Children who are preschool-age

Including preschool children in your community program can increase its effectiveness. The roots of literacy begin in the play of young children, long before children start formal reading instruction.

In addition to reading and telling stories to young children, early literacy activities include talking, listening to others talk, listening to music, engaging in dramatic play, painting, scribbling, drawing, and building with blocks. Because babies begin learning at birth, it is never too early to begin reading to young children.

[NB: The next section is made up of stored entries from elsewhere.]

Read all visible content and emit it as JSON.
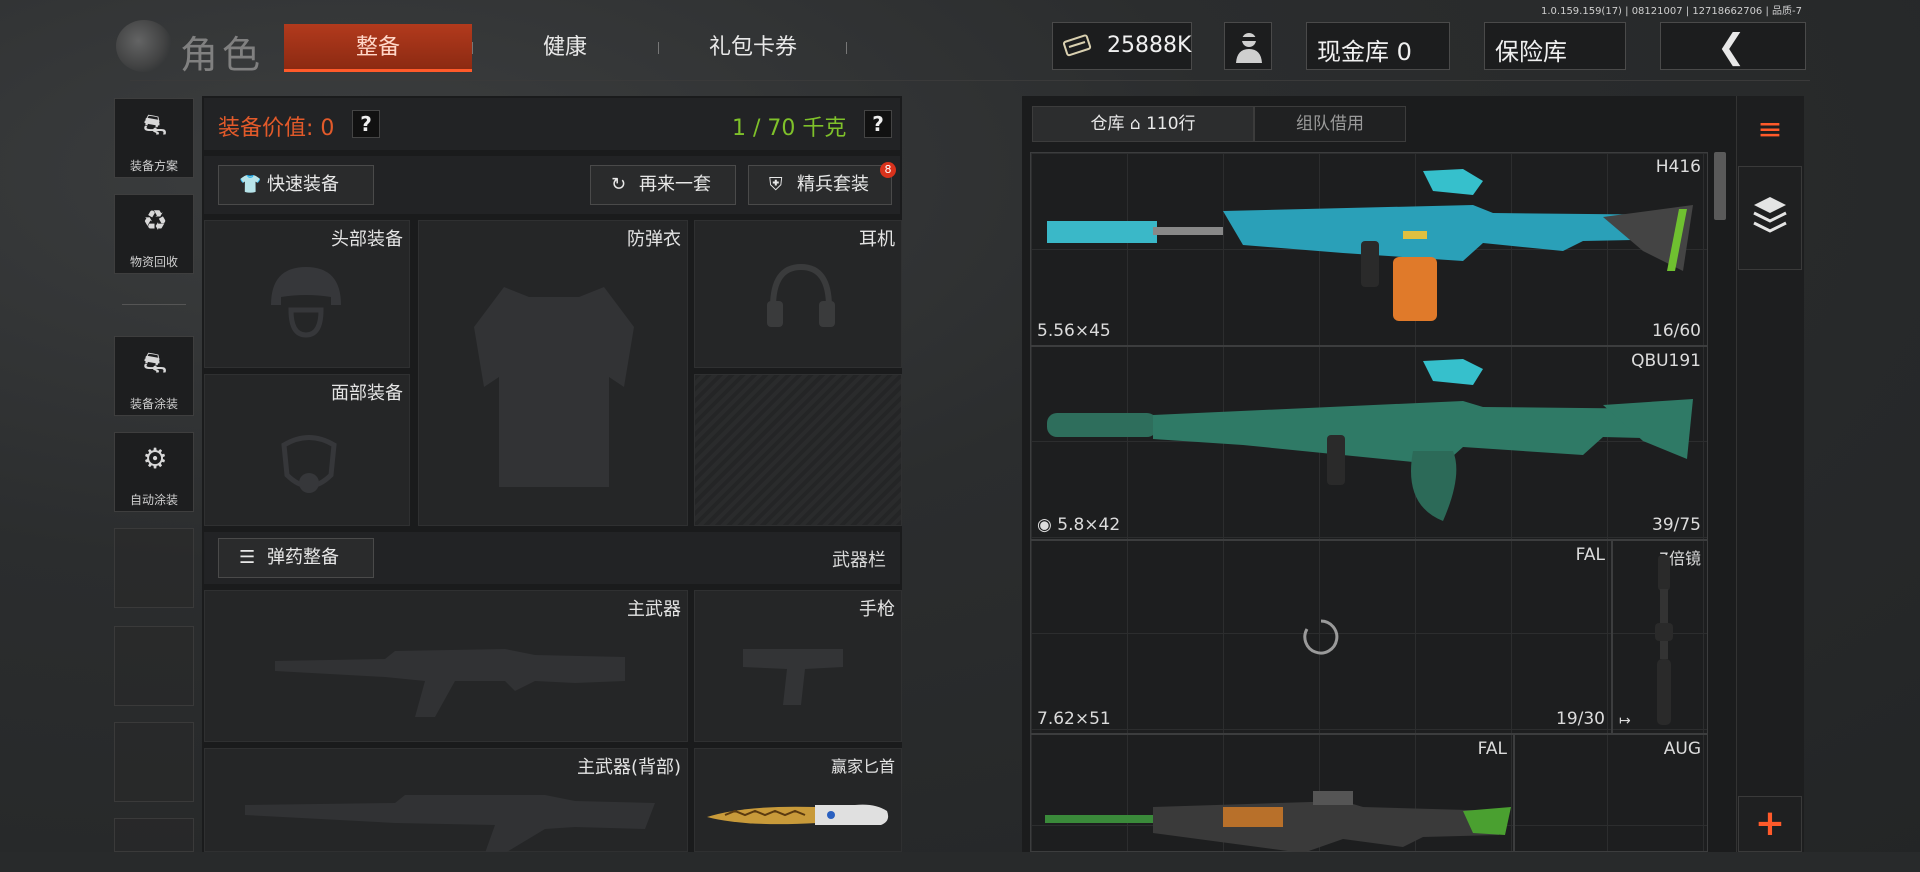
{
  "version_text": "1.0.159.159(17) | 08121007 | 12718662706 | 品质-7",
  "header": {
    "title": "角色",
    "tabs": [
      "整备",
      "健康",
      "礼包卡券"
    ],
    "money": "25888K",
    "cash_vault": "现金库 0",
    "safe_vault": "保险库"
  },
  "sidebar": {
    "items": [
      {
        "label": "装备方案",
        "icon": "helmet-grid-icon"
      },
      {
        "label": "物资回收",
        "icon": "recycle-face-icon"
      },
      {
        "label": "装备涂装",
        "icon": "painted-helmet-icon"
      },
      {
        "label": "自动涂装",
        "icon": "brush-gear-icon"
      }
    ]
  },
  "equip": {
    "value_label": "装备价值: 0",
    "help": "?",
    "weight": "1 / 70 千克",
    "quick_equip": "快速装备",
    "again_set": "再来一套",
    "elite_set": "精兵套装",
    "elite_badge": "8",
    "slots": {
      "head": "头部装备",
      "vest": "防弹衣",
      "earphone": "耳机",
      "face": "面部装备",
      "ammo_btn": "弹药整备",
      "weapon_bar": "武器栏",
      "primary": "主武器",
      "pistol": "手枪",
      "primary_back": "主武器(背部)",
      "knife": "赢家匕首"
    }
  },
  "warehouse": {
    "tab_store": "仓库",
    "tab_store_rows": "110行",
    "tab_team": "组队借用",
    "items": [
      {
        "name": "H416",
        "ammo": "5.56×45",
        "count": "16/60"
      },
      {
        "name": "QBU191",
        "ammo": "5.8×42",
        "count": "39/75"
      },
      {
        "name": "FAL",
        "ammo": "7.62×51",
        "count": "19/30"
      },
      {
        "name": "7倍镜"
      },
      {
        "name": "FAL"
      },
      {
        "name": "AUG"
      }
    ]
  },
  "colors": {
    "accent": "#ff5a2a",
    "weight_green": "#7fc12a",
    "value_orange": "#e35a2a"
  }
}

Tips for finding and serving these children:

  1. When extending services to children from birth through age 5 who do not yet attend school, link to an existing early care and education program. Or, if you already have a program that serves school-age children, begin a program for the younger siblings of children you already serve.
  2. Encourage the parents of young children to read at home, or help them improve their own reading skills.
  3. Assign reading partners who can lead literacy-building activities with young children or can show parents what kinds of activities to do at home.
  4. Older children can serve as reading partners for younger children. This pairing will give both older and younger children an opportunity to improve their reading skills.
  5. Your program should take into account the types of services already available in your community. Early childhood services are often provided by a number of different groups and programs.

Resources:

Below is a list of early child care, education, and recreation programs that may be offered in your community. Federal contacts are included in case you need help locating your local counterpart or if you are interested in model program information.

Your local chamber of commerce may also have a list of early childhood resources. Your local school district may offer preschool programs through an Even Start Family Literacy Program, Title I, special education, or a locally or state funded program.

  • Some Head Start, Early Head Start, and Migrant Head Start Centers offer year-round programs. Contact Head Start to get a list of contacts in your area.
  • The Child Care Resource and Referral Agency in your city or state will have information about and relationships with a large number of public and private child care centers. You can also find out about local child care programs by contacting your state child care licensing office or the state office that administers child care subsidies.
  • You might want to check out the Child Care Bureau's Web site.
  • Many community-based organizations such as the Montessori, YWCA, and YMCA offer high-quality early child care and education programs.
  • The Bureau of Indian Affairs FACE Program (Family and Child Education) offers early childhood programs in some areas of the country.
  • Family support programs such as Women, Infants, and Children (WIC) serve large numbers of young children and their families. You could reach out to these families when they come to the WIC office.

Citations

Adapted from: Tip Sheets for Finding and Serving Children Who Most Need Help in Reading. (1998). America Reads Challenge Resource Kit. America Reads Challenge, U.S. Department of Education.